Today, I take a closer look at the various reports on the iPhone 3.0 software unveiled by Apple just last week. Compared with the iPhone 2.0, how well exactly does it measure up in the enterprise?
Hidden in the myriad reports on the iPhone 3.0 is the information that Apple is broadening support for its APIs for hardware accessories. In fact, a glucose monitor for diabetics was demonstrated in last week’s preview event. Based on the results of blood samples and data on diet and exercise, an application on the iPhone will compute a recommended insulin dose.
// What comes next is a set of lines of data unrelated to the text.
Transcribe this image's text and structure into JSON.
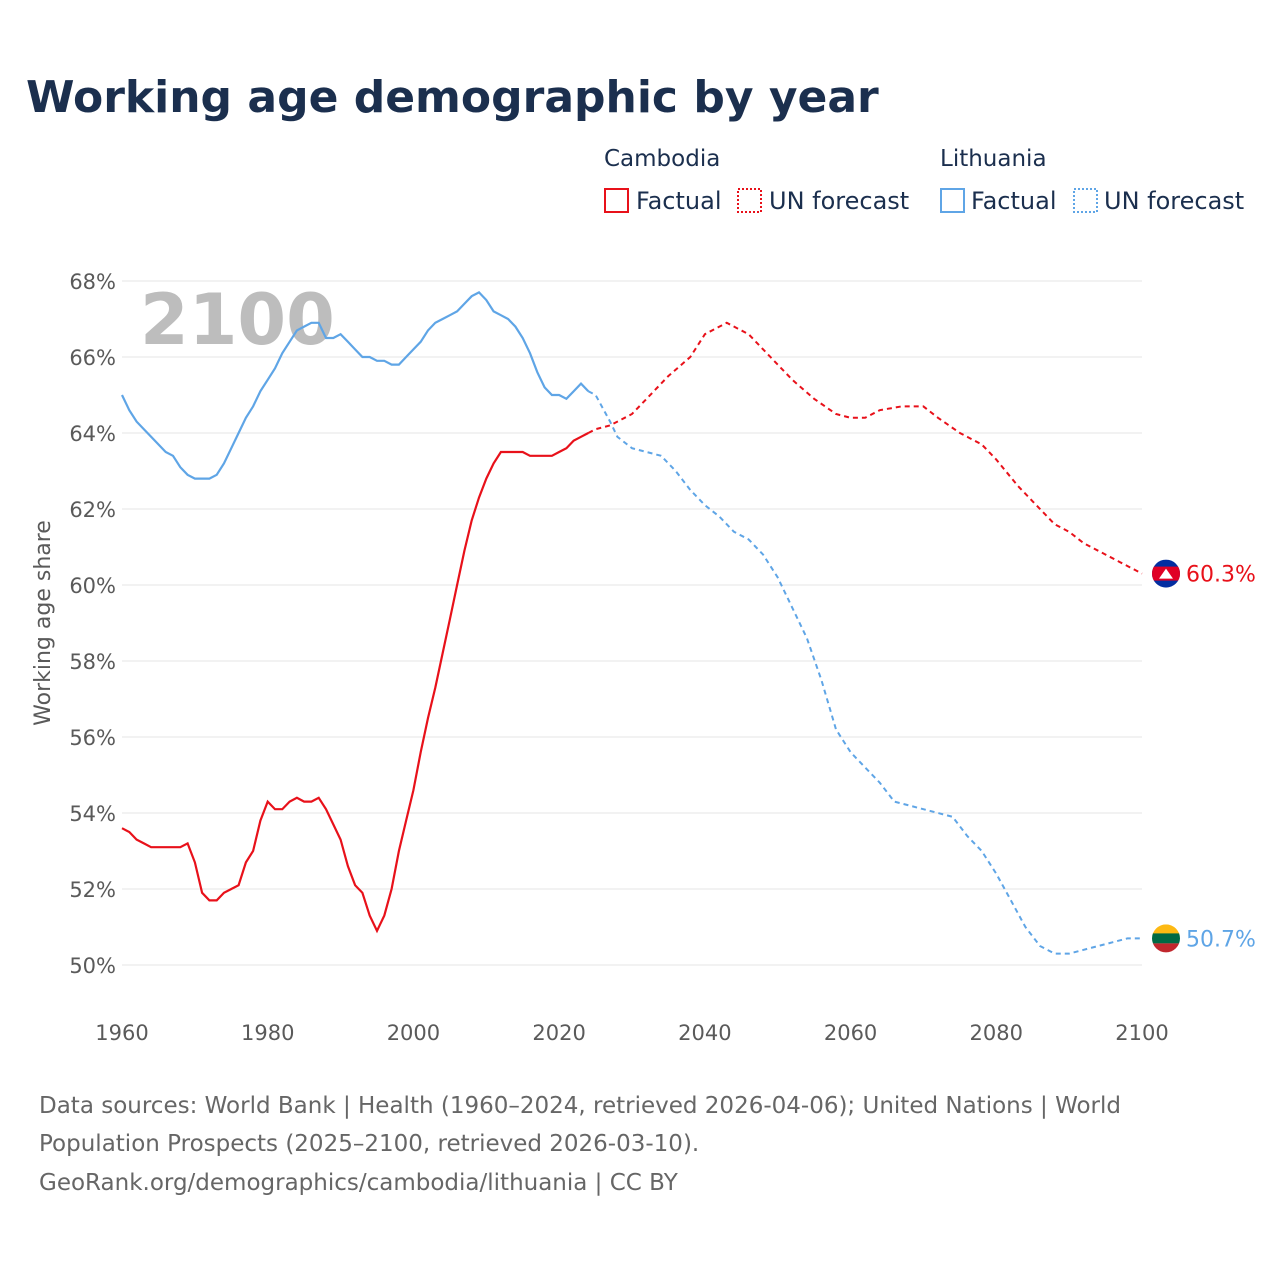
{
  "title": "Working age demographic by year",
  "legend": {
    "groups": [
      {
        "name": "Cambodia",
        "color": "#e8111a",
        "factual_label": "Factual",
        "forecast_label": "UN forecast"
      },
      {
        "name": "Lithuania",
        "color": "#5fa5e6",
        "factual_label": "Factual",
        "forecast_label": "UN forecast"
      }
    ]
  },
  "watermark_year": "2100",
  "source": {
    "line1": "Data sources: World Bank | Health (1960–2024, retrieved 2026-04-06); United Nations | World",
    "line2": "Population Prospects (2025–2100, retrieved 2026-03-10).",
    "line3": "GeoRank.org/demographics/cambodia/lithuania | CC BY"
  },
  "chart_data": {
    "type": "line",
    "title": "Working age demographic by year",
    "xlabel": "",
    "ylabel": "Working age share",
    "xlim": [
      1960,
      2100
    ],
    "ylim": [
      49.5,
      68
    ],
    "x_ticks": [
      1960,
      1980,
      2000,
      2020,
      2040,
      2060,
      2080,
      2100
    ],
    "x_tick_labels": [
      "1960",
      "1980",
      "2000",
      "2020",
      "2040",
      "2060",
      "2080",
      "2100"
    ],
    "y_ticks": [
      50,
      52,
      54,
      56,
      58,
      60,
      62,
      64,
      66,
      68
    ],
    "y_tick_labels": [
      "50%",
      "52%",
      "54%",
      "56%",
      "58%",
      "60%",
      "62%",
      "64%",
      "66%",
      "68%"
    ],
    "grid": true,
    "factual_end_year": 2024,
    "series": [
      {
        "name": "Cambodia",
        "color": "#e8111a",
        "end_label": "60.3%",
        "points": [
          [
            1960,
            53.6
          ],
          [
            1961,
            53.5
          ],
          [
            1962,
            53.3
          ],
          [
            1963,
            53.2
          ],
          [
            1964,
            53.1
          ],
          [
            1965,
            53.1
          ],
          [
            1966,
            53.1
          ],
          [
            1967,
            53.1
          ],
          [
            1968,
            53.1
          ],
          [
            1969,
            53.2
          ],
          [
            1970,
            52.7
          ],
          [
            1971,
            51.9
          ],
          [
            1972,
            51.7
          ],
          [
            1973,
            51.7
          ],
          [
            1974,
            51.9
          ],
          [
            1975,
            52.0
          ],
          [
            1976,
            52.1
          ],
          [
            1977,
            52.7
          ],
          [
            1978,
            53.0
          ],
          [
            1979,
            53.8
          ],
          [
            1980,
            54.3
          ],
          [
            1981,
            54.1
          ],
          [
            1982,
            54.1
          ],
          [
            1983,
            54.3
          ],
          [
            1984,
            54.4
          ],
          [
            1985,
            54.3
          ],
          [
            1986,
            54.3
          ],
          [
            1987,
            54.4
          ],
          [
            1988,
            54.1
          ],
          [
            1989,
            53.7
          ],
          [
            1990,
            53.3
          ],
          [
            1991,
            52.6
          ],
          [
            1992,
            52.1
          ],
          [
            1993,
            51.9
          ],
          [
            1994,
            51.3
          ],
          [
            1995,
            50.9
          ],
          [
            1996,
            51.3
          ],
          [
            1997,
            52.0
          ],
          [
            1998,
            53.0
          ],
          [
            1999,
            53.8
          ],
          [
            2000,
            54.6
          ],
          [
            2001,
            55.6
          ],
          [
            2002,
            56.5
          ],
          [
            2003,
            57.3
          ],
          [
            2004,
            58.2
          ],
          [
            2005,
            59.1
          ],
          [
            2006,
            60.0
          ],
          [
            2007,
            60.9
          ],
          [
            2008,
            61.7
          ],
          [
            2009,
            62.3
          ],
          [
            2010,
            62.8
          ],
          [
            2011,
            63.2
          ],
          [
            2012,
            63.5
          ],
          [
            2013,
            63.5
          ],
          [
            2014,
            63.5
          ],
          [
            2015,
            63.5
          ],
          [
            2016,
            63.4
          ],
          [
            2017,
            63.4
          ],
          [
            2018,
            63.4
          ],
          [
            2019,
            63.4
          ],
          [
            2020,
            63.5
          ],
          [
            2021,
            63.6
          ],
          [
            2022,
            63.8
          ],
          [
            2023,
            63.9
          ],
          [
            2024,
            64.0
          ],
          [
            2025,
            64.1
          ],
          [
            2027,
            64.2
          ],
          [
            2030,
            64.5
          ],
          [
            2032,
            64.9
          ],
          [
            2035,
            65.5
          ],
          [
            2038,
            66.0
          ],
          [
            2040,
            66.6
          ],
          [
            2043,
            66.9
          ],
          [
            2046,
            66.6
          ],
          [
            2050,
            65.8
          ],
          [
            2052,
            65.4
          ],
          [
            2055,
            64.9
          ],
          [
            2058,
            64.5
          ],
          [
            2060,
            64.4
          ],
          [
            2062,
            64.4
          ],
          [
            2064,
            64.6
          ],
          [
            2067,
            64.7
          ],
          [
            2070,
            64.7
          ],
          [
            2072,
            64.4
          ],
          [
            2075,
            64.0
          ],
          [
            2078,
            63.7
          ],
          [
            2080,
            63.3
          ],
          [
            2083,
            62.6
          ],
          [
            2085,
            62.2
          ],
          [
            2088,
            61.6
          ],
          [
            2090,
            61.4
          ],
          [
            2092,
            61.1
          ],
          [
            2095,
            60.8
          ],
          [
            2097,
            60.6
          ],
          [
            2099,
            60.4
          ],
          [
            2100,
            60.3
          ]
        ]
      },
      {
        "name": "Lithuania",
        "color": "#5fa5e6",
        "end_label": "50.7%",
        "points": [
          [
            1960,
            65.0
          ],
          [
            1961,
            64.6
          ],
          [
            1962,
            64.3
          ],
          [
            1963,
            64.1
          ],
          [
            1964,
            63.9
          ],
          [
            1965,
            63.7
          ],
          [
            1966,
            63.5
          ],
          [
            1967,
            63.4
          ],
          [
            1968,
            63.1
          ],
          [
            1969,
            62.9
          ],
          [
            1970,
            62.8
          ],
          [
            1971,
            62.8
          ],
          [
            1972,
            62.8
          ],
          [
            1973,
            62.9
          ],
          [
            1974,
            63.2
          ],
          [
            1975,
            63.6
          ],
          [
            1976,
            64.0
          ],
          [
            1977,
            64.4
          ],
          [
            1978,
            64.7
          ],
          [
            1979,
            65.1
          ],
          [
            1980,
            65.4
          ],
          [
            1981,
            65.7
          ],
          [
            1982,
            66.1
          ],
          [
            1983,
            66.4
          ],
          [
            1984,
            66.7
          ],
          [
            1985,
            66.8
          ],
          [
            1986,
            66.9
          ],
          [
            1987,
            66.9
          ],
          [
            1988,
            66.5
          ],
          [
            1989,
            66.5
          ],
          [
            1990,
            66.6
          ],
          [
            1991,
            66.4
          ],
          [
            1992,
            66.2
          ],
          [
            1993,
            66.0
          ],
          [
            1994,
            66.0
          ],
          [
            1995,
            65.9
          ],
          [
            1996,
            65.9
          ],
          [
            1997,
            65.8
          ],
          [
            1998,
            65.8
          ],
          [
            1999,
            66.0
          ],
          [
            2000,
            66.2
          ],
          [
            2001,
            66.4
          ],
          [
            2002,
            66.7
          ],
          [
            2003,
            66.9
          ],
          [
            2004,
            67.0
          ],
          [
            2005,
            67.1
          ],
          [
            2006,
            67.2
          ],
          [
            2007,
            67.4
          ],
          [
            2008,
            67.6
          ],
          [
            2009,
            67.7
          ],
          [
            2010,
            67.5
          ],
          [
            2011,
            67.2
          ],
          [
            2012,
            67.1
          ],
          [
            2013,
            67.0
          ],
          [
            2014,
            66.8
          ],
          [
            2015,
            66.5
          ],
          [
            2016,
            66.1
          ],
          [
            2017,
            65.6
          ],
          [
            2018,
            65.2
          ],
          [
            2019,
            65.0
          ],
          [
            2020,
            65.0
          ],
          [
            2021,
            64.9
          ],
          [
            2022,
            65.1
          ],
          [
            2023,
            65.3
          ],
          [
            2024,
            65.1
          ],
          [
            2025,
            65.0
          ],
          [
            2027,
            64.3
          ],
          [
            2028,
            63.9
          ],
          [
            2030,
            63.6
          ],
          [
            2032,
            63.5
          ],
          [
            2034,
            63.4
          ],
          [
            2036,
            63.0
          ],
          [
            2038,
            62.5
          ],
          [
            2040,
            62.1
          ],
          [
            2042,
            61.8
          ],
          [
            2044,
            61.4
          ],
          [
            2046,
            61.2
          ],
          [
            2048,
            60.8
          ],
          [
            2050,
            60.2
          ],
          [
            2052,
            59.4
          ],
          [
            2054,
            58.6
          ],
          [
            2056,
            57.5
          ],
          [
            2058,
            56.2
          ],
          [
            2060,
            55.6
          ],
          [
            2062,
            55.2
          ],
          [
            2064,
            54.8
          ],
          [
            2066,
            54.3
          ],
          [
            2068,
            54.2
          ],
          [
            2070,
            54.1
          ],
          [
            2072,
            54.0
          ],
          [
            2074,
            53.9
          ],
          [
            2076,
            53.4
          ],
          [
            2078,
            53.0
          ],
          [
            2080,
            52.4
          ],
          [
            2082,
            51.7
          ],
          [
            2084,
            51.0
          ],
          [
            2086,
            50.5
          ],
          [
            2088,
            50.3
          ],
          [
            2090,
            50.3
          ],
          [
            2092,
            50.4
          ],
          [
            2094,
            50.5
          ],
          [
            2096,
            50.6
          ],
          [
            2098,
            50.7
          ],
          [
            2100,
            50.7
          ]
        ]
      }
    ]
  }
}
Now think in terms of barcode scanners, portable printers, and RFID readers.
Push notification, again
I wrote about it at length in my earlier blog on the iPhone, so I won’t go through the full details again. Suffice to say, as I pointed out then, push notification seemed to be an imitation of RIM’s BlackBerry NOC implementation. Apple promised to deliver it in September 2008, though it famously never came to be.
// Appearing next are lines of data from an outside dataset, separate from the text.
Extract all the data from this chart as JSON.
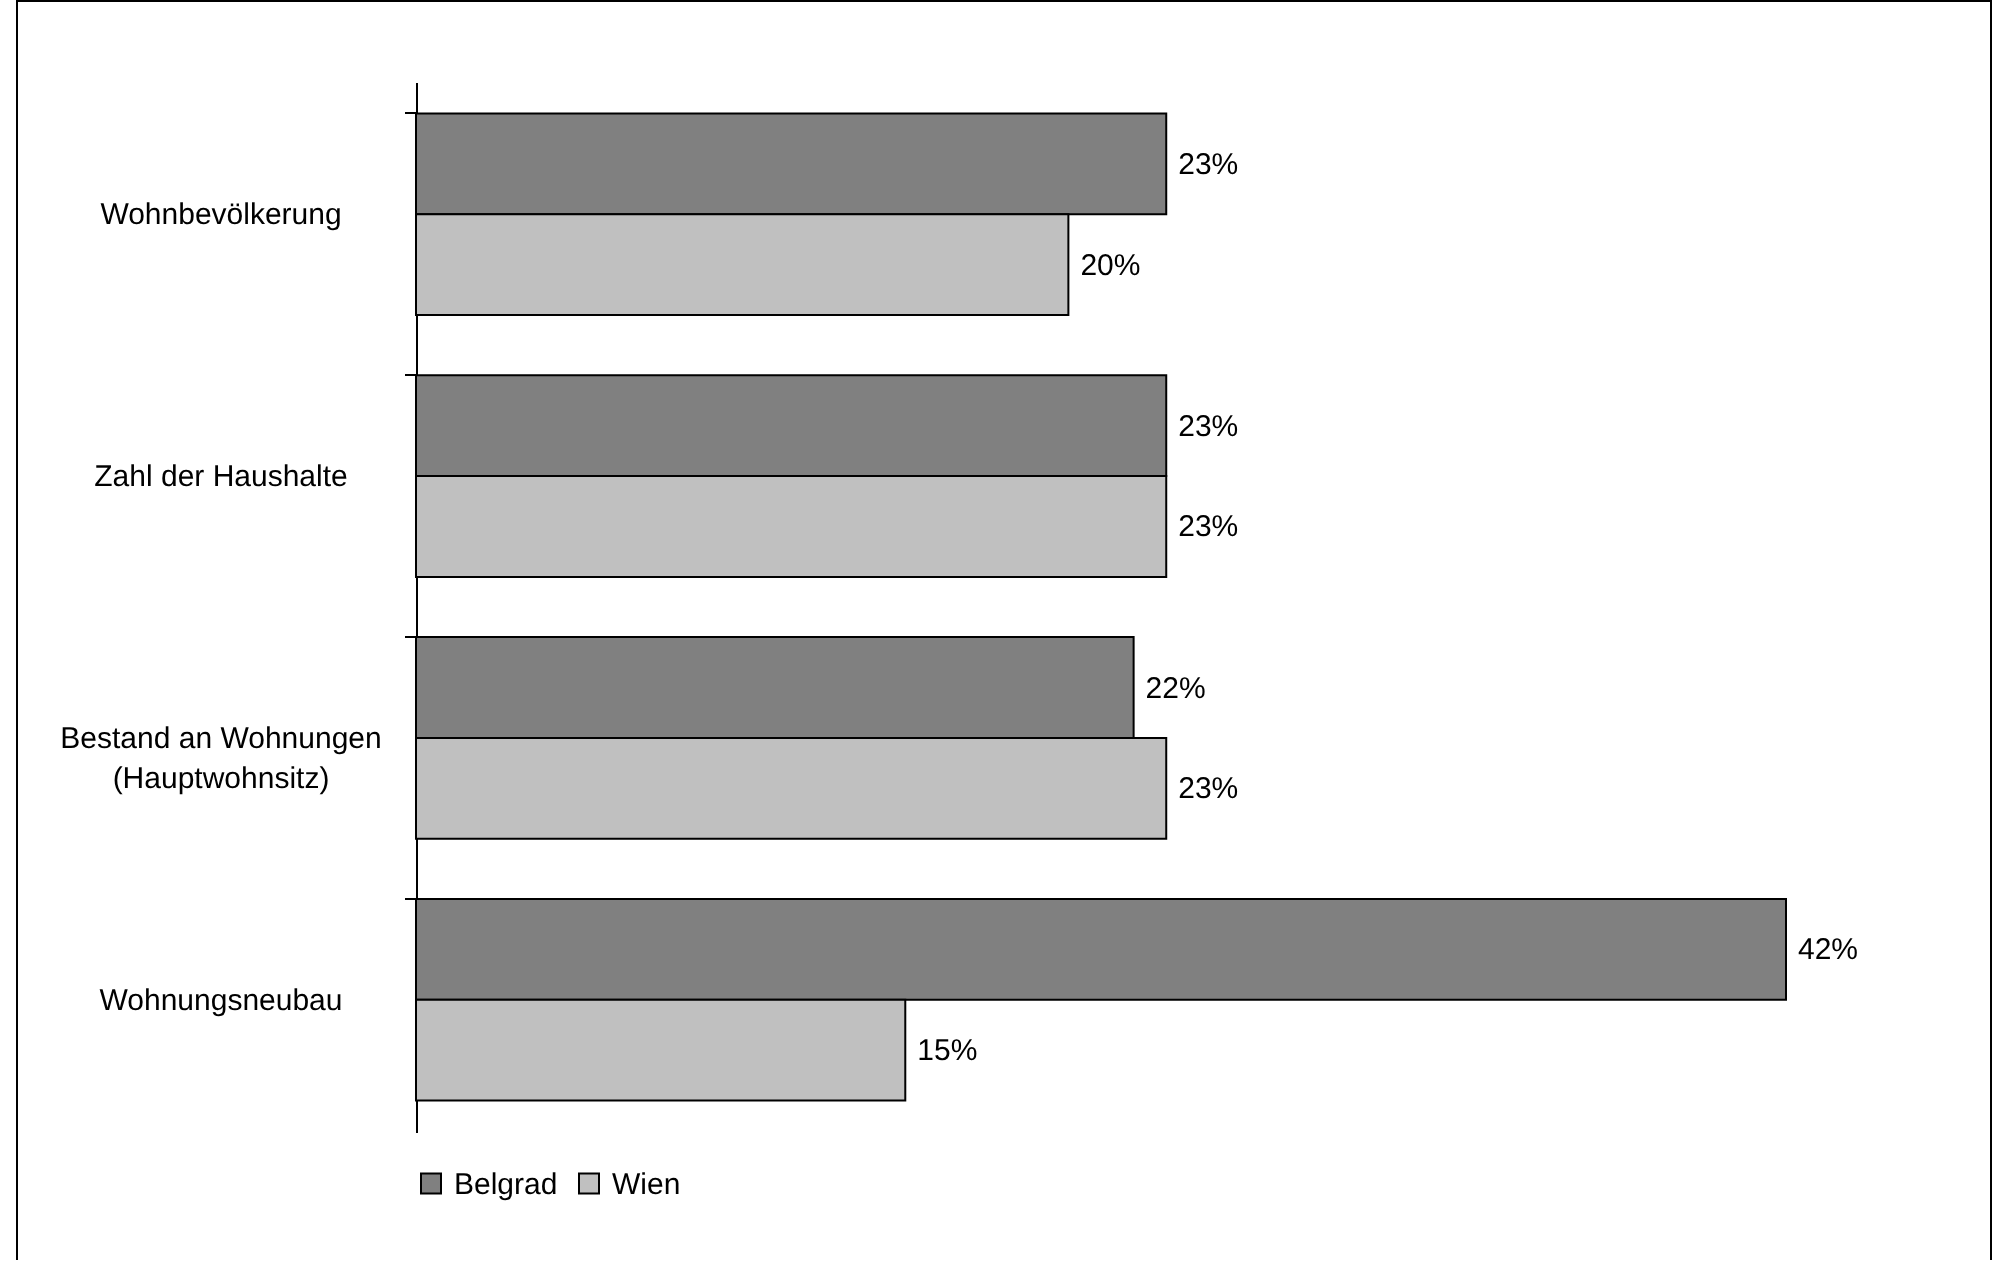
{
  "chart_data": {
    "type": "bar",
    "orientation": "horizontal",
    "categories": [
      "Wohnbevölkerung",
      "Zahl der Haushalte",
      "Bestand an Wohnungen (Hauptwohnsitz)",
      "Wohnungsneubau"
    ],
    "series": [
      {
        "name": "Belgrad",
        "color": "#808080",
        "values": [
          23,
          23,
          22,
          42
        ],
        "value_labels": [
          "23%",
          "23%",
          "22%",
          "42%"
        ]
      },
      {
        "name": "Wien",
        "color": "#c0c0c0",
        "values": [
          20,
          23,
          23,
          15
        ],
        "value_labels": [
          "20%",
          "23%",
          "23%",
          "15%"
        ]
      }
    ],
    "legend": "bottom"
  }
}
Now that push notification is finally mentioned again, it is a good bet that it will definitely appear this time. I won’t bet on the uptime of this service though. For one, even Apple isn’t making any promises on uptime for the service, drawing a comparison instead to the fact that even SMS service isn’t 100 percent reliable when questioned.
LDAP and CalDAV
Finally, Apple adds the ability to add an LDAP account. No other details were provided. This is a feature that could well be useless to some, vital to others. Ditto for CalDAV.
Well, the iPhone supports modem tethering now. Honestly, I thought this “feature” looked almost pathetic, if only by its sheer lateness. Indeed, I am hard-pressed to think of other smartphones that do not have inherent support for modem tethering. As usual, the modem tethering in iPhone 3.0 will be subject to individual carriers to implement (or not) .
A new global Spotlight search feature has been added for users to quickly find launch applications, as well as to search for content across all applications. At this point, it is not known whether it supports server-side searches for e-mails, which is long available in competing platforms such as RIM’s BlackBerry smartphones and Microsoft’s Windows Mobile.
Security and policies
Previous implementations of security policies appear to be simply a way for Apple to add it onto the list of available features. This time around, Apple has indicated the presence of over-the-air profiles and encrypted profiles — instead of the unencrypted XML files of earlier versions. The devil is in the details though, so the iPhone 3.0’s strength in this area remains to be seen. At the moment though, there is no indication that the data stored in an iPhone are encrypted in any form.
Unlike iPhone 2.0, what we can glimpse of the iPhone 3.0 so far makes it apparent that a similar leap in terms of enterprise integration is nowhere in the making. What it does offer is a number of incremental and very positive improvements in the right direction.
Certainly, users who already want to use the iPhone in the enterprise will have more reasons than ever to do that. However, its enterprise-centric features still lag notably behind that of BlackBerry and Windows Mobile smartphones.